We are proud to have set an ambitious vision from the start: to create a new, profitable model for the asset management industry that drives positive impact on the environment and society, while staying true to its core mission of multiplying clients’ investments.
We have had many proud as well as some low moments. Our proudest moments usually followed the low and hard ones, after we remained firm to our beliefs. They have been the product of our relentless persistence. Throughout this journey, we’ve pushed forward with enthusiasm, even when the world didn’t share our vision. One particularly proud moment was when, after a series of “no, we don’t see alpha potential in ESG,” we received our first “yes.” A hedge fund manager in NYC decided to try our model and later confirmed, “Yes, your model helps predict stock returns.”
While we know this journey will be dynamic, the enthusiasm and perseverance embodied by our core team, CEO, CSO, and CTO, fuel our confidence that ConsciESG will make it to set a new standard for ESG integration by the asset management industry at scale.
5. How do you plan to measure the positive impact of your company in the next 5 years?
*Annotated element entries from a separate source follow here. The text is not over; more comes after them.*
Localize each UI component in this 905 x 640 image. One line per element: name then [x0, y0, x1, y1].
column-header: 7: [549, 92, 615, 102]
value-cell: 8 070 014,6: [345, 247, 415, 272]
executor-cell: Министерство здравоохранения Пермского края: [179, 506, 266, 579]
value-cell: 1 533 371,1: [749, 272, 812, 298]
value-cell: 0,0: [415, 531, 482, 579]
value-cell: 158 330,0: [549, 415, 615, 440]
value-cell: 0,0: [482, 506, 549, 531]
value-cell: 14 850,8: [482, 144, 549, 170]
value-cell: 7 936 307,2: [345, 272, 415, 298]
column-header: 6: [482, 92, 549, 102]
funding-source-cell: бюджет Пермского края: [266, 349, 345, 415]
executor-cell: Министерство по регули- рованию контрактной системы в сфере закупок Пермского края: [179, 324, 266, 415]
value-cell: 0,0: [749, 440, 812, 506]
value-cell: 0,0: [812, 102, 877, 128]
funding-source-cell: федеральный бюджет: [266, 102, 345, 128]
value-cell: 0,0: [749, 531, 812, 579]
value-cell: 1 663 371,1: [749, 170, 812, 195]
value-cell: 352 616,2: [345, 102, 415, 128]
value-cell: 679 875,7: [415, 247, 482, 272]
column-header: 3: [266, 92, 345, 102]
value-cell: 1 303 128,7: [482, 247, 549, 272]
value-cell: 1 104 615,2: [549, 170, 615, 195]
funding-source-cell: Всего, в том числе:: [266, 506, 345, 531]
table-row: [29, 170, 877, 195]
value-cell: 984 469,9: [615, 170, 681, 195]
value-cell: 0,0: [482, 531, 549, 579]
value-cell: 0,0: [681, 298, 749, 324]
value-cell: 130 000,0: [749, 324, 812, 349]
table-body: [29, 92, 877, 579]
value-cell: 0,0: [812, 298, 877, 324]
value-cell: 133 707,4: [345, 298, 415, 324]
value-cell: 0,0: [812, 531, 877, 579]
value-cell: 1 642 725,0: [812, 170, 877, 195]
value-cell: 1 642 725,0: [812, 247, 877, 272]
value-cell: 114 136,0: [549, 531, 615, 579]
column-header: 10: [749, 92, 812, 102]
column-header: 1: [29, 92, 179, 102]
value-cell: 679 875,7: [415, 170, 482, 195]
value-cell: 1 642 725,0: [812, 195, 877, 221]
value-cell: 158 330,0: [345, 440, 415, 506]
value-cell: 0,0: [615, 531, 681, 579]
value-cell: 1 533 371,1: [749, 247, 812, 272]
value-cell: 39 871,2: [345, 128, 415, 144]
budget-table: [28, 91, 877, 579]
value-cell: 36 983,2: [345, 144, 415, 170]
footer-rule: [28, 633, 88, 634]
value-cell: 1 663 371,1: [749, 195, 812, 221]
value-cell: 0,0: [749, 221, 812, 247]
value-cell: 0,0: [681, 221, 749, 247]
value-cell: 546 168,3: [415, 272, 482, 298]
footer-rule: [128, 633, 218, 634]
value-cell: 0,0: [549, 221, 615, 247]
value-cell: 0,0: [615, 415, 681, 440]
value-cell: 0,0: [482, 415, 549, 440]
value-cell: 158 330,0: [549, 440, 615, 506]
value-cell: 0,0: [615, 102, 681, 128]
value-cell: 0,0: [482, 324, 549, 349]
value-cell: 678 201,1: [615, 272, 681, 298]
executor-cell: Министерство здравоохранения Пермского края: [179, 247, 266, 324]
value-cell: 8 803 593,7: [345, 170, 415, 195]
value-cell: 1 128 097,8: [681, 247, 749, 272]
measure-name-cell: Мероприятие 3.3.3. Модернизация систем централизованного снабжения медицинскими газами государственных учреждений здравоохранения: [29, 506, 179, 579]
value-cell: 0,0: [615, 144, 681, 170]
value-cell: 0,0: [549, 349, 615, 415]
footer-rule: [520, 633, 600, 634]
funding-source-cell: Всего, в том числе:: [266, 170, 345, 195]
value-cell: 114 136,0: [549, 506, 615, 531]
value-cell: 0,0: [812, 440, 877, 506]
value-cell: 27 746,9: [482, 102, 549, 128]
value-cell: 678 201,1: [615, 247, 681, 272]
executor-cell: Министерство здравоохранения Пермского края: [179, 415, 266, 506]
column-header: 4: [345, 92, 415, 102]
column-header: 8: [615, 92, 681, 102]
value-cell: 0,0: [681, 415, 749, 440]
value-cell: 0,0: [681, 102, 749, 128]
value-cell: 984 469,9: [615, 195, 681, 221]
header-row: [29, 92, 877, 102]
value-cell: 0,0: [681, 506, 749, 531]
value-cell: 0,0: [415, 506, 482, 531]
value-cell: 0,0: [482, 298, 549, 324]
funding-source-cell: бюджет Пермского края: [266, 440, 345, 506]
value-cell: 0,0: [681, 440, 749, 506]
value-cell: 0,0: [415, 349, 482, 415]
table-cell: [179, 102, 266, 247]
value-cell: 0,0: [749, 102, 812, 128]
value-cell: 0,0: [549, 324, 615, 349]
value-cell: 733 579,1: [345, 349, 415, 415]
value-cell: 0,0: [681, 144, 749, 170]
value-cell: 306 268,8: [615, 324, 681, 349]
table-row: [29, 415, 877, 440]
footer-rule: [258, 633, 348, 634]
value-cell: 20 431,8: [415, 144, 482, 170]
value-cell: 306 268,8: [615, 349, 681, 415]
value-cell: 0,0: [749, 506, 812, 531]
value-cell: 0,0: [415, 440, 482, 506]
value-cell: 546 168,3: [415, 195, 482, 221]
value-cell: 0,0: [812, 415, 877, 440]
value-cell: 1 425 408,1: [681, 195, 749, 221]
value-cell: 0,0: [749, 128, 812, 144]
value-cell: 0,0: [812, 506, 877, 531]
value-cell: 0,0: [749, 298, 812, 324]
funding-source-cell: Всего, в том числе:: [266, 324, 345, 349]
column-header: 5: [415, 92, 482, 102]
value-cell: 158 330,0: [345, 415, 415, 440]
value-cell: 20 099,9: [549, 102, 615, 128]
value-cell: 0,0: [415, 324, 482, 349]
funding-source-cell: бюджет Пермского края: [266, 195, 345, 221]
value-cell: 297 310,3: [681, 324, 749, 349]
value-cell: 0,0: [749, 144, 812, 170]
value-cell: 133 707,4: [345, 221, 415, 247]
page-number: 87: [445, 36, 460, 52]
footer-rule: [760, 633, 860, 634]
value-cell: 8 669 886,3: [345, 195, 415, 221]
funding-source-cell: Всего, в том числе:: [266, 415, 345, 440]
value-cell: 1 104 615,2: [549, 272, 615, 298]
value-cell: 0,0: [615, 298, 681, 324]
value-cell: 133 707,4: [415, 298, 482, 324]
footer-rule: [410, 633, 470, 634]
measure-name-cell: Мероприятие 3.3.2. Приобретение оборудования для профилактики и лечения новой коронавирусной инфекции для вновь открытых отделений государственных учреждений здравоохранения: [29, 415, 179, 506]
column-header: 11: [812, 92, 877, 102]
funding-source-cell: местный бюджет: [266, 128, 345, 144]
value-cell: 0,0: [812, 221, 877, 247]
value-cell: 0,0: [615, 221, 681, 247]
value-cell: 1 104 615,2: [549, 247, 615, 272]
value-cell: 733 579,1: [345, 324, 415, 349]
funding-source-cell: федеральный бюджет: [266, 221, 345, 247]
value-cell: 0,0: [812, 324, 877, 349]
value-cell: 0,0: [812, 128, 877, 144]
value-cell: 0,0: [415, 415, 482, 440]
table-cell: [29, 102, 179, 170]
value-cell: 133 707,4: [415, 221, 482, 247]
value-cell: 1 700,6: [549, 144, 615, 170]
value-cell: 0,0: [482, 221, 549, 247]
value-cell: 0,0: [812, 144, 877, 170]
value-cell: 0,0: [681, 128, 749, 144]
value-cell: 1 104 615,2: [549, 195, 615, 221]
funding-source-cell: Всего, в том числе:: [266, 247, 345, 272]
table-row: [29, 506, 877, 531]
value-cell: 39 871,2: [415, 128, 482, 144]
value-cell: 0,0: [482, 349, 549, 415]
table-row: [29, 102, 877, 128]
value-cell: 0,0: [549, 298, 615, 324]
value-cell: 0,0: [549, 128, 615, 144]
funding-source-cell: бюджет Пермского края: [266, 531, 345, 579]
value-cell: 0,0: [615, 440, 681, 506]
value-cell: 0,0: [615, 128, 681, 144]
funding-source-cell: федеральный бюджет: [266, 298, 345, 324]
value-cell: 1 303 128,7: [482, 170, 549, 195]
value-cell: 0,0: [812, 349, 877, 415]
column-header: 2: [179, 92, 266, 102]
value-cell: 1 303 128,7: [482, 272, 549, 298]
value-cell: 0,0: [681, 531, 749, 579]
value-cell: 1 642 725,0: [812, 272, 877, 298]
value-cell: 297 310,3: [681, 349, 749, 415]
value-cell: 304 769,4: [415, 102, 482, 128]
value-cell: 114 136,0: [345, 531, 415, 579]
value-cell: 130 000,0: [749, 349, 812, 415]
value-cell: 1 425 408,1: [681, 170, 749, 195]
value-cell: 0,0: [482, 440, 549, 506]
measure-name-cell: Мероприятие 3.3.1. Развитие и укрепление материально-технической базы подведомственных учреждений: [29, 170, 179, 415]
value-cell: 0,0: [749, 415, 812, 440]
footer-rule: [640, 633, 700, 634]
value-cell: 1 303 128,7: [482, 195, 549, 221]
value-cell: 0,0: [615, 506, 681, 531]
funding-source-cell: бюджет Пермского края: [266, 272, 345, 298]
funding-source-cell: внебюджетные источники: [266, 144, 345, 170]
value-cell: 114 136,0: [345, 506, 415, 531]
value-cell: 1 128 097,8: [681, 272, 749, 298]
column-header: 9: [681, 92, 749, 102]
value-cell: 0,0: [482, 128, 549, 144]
Our goal is to help 1,000 funds align trillions of dollars with companies committed to transitioning to net-zero, implementing circular water and waste management, and fostering fairer, more decent working conditions. Our solution, an impact improvement measurement system, is designed to capture and transparently demonstrate impact at the most granular ESG levels.
Imagine the outcomes: with our platform, funds using our scores could support companies that collectively reduce Scope 1 GHG emissions by millions of metric tons each year, maintain portfolios with zero child labor violations in the supply chain, or transition gigatons of non-renewable energy to renewable alternatives, all while creating billions in economic value.